Morocco is placed in Lat. 31 deg. 37" 31' N. and Long. 7 deg. 35" 30', W.

Tafilett consists of a group of towns or villages, situate on the south-eastern side of the Atlas, which may he added to the royal cities, being inhabited in part by the Imperial family, and is the birth-place of their sovereign power - emphatically called Beladesh-Sherfa, "country of the Shereefs." The country was anciently called Sedjelmasa, and retained this name up to 1530 A.D., when the principal city acquired the apellation of Tafilett, said to be derived from an Arab immigrant, called Filal, who improved the culture of dates, and whose name on this account, under the Berber form of Tafilett, was given to a plantation of dates cultivated by him, and then passed to the surrounding districts.

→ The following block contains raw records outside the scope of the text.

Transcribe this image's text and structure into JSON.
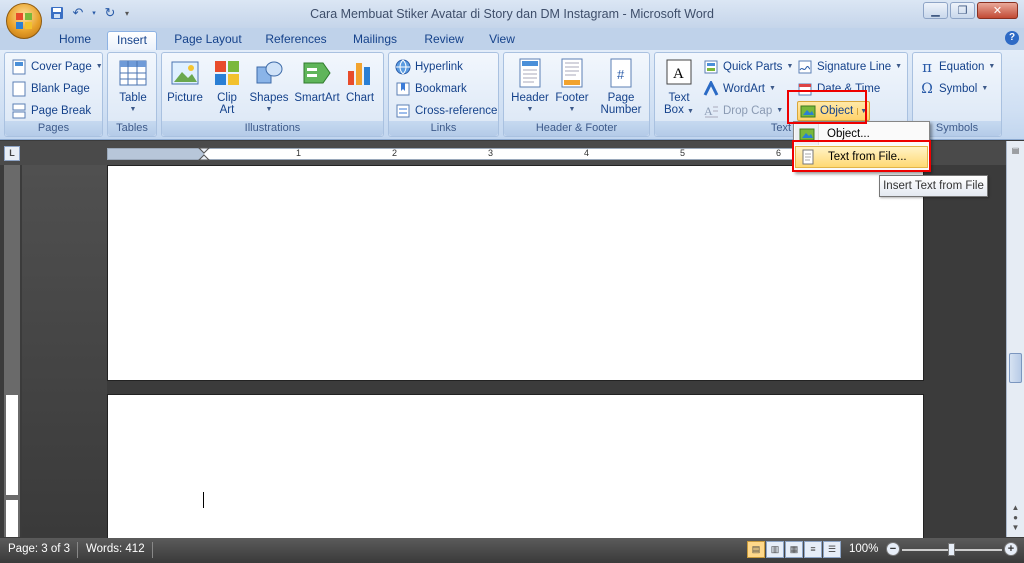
{
  "window": {
    "title": "Cara Membuat Stiker Avatar di Story dan DM Instagram - Microsoft Word"
  },
  "tabs": [
    {
      "label": "Home"
    },
    {
      "label": "Insert"
    },
    {
      "label": "Page Layout"
    },
    {
      "label": "References"
    },
    {
      "label": "Mailings"
    },
    {
      "label": "Review"
    },
    {
      "label": "View"
    }
  ],
  "active_tab": "Insert",
  "groups": {
    "pages": {
      "label": "Pages",
      "cover_page": "Cover Page",
      "blank_page": "Blank Page",
      "page_break": "Page Break"
    },
    "tables": {
      "label": "Tables",
      "table": "Table"
    },
    "illustrations": {
      "label": "Illustrations",
      "picture": "Picture",
      "clip_art_1": "Clip",
      "clip_art_2": "Art",
      "shapes": "Shapes",
      "smartart": "SmartArt",
      "chart": "Chart"
    },
    "links": {
      "label": "Links",
      "hyperlink": "Hyperlink",
      "bookmark": "Bookmark",
      "cross_reference": "Cross-reference"
    },
    "header_footer": {
      "label": "Header & Footer",
      "header": "Header",
      "footer": "Footer",
      "page_number_1": "Page",
      "page_number_2": "Number"
    },
    "text": {
      "label": "Text",
      "text_box_1": "Text",
      "text_box_2": "Box",
      "quick_parts": "Quick Parts",
      "wordart": "WordArt",
      "drop_cap": "Drop Cap",
      "signature_line": "Signature Line",
      "date_time": "Date & Time",
      "object": "Object"
    },
    "symbols": {
      "label": "Symbols",
      "equation": "Equation",
      "symbol": "Symbol"
    }
  },
  "object_menu": {
    "items": [
      {
        "label": "Object..."
      },
      {
        "label": "Text from File..."
      }
    ]
  },
  "tooltip": "Insert Text from File",
  "ruler": {
    "numbers": [
      "1",
      "2",
      "3",
      "4",
      "5",
      "6"
    ]
  },
  "ruler_selector": "L",
  "status": {
    "page": "Page: 3 of 3",
    "words": "Words: 412",
    "zoom": "100%"
  },
  "accent": {
    "ribbon": "#dbe6f4",
    "highlight": "#ffd974",
    "red_box": "#e00000"
  }
}
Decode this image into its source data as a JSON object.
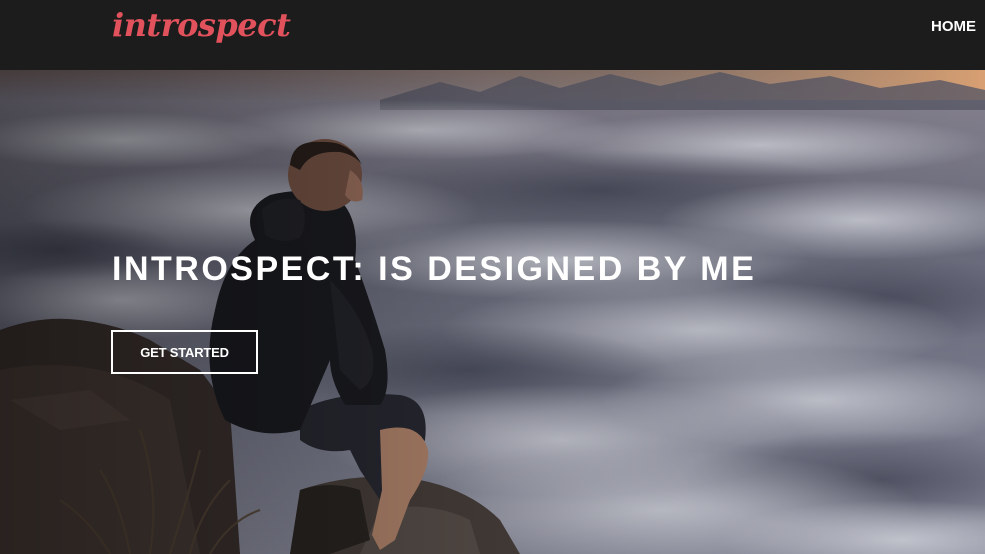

At the present time, Tafilett consists of a group of fortified or castle-built villages, environed by walls mounted with square towers, which extend on both sides of the river Zig. There is also a castle, or rather small town, upon the left side of the river, called by the ordinary name of Kesar, which is in the hands of the Shereefs, and inhabited entirely by the family of the Prophet. The principal and most flourishing place was a long time called Tafilett, but is now according to Callie, Ghourlan, and the residence of the Governor of the province of Ressant, a town distinguished by a magnificent gateway surrounded with various coloured Dutch tiles, symmetrically arranged in a diamond pattern.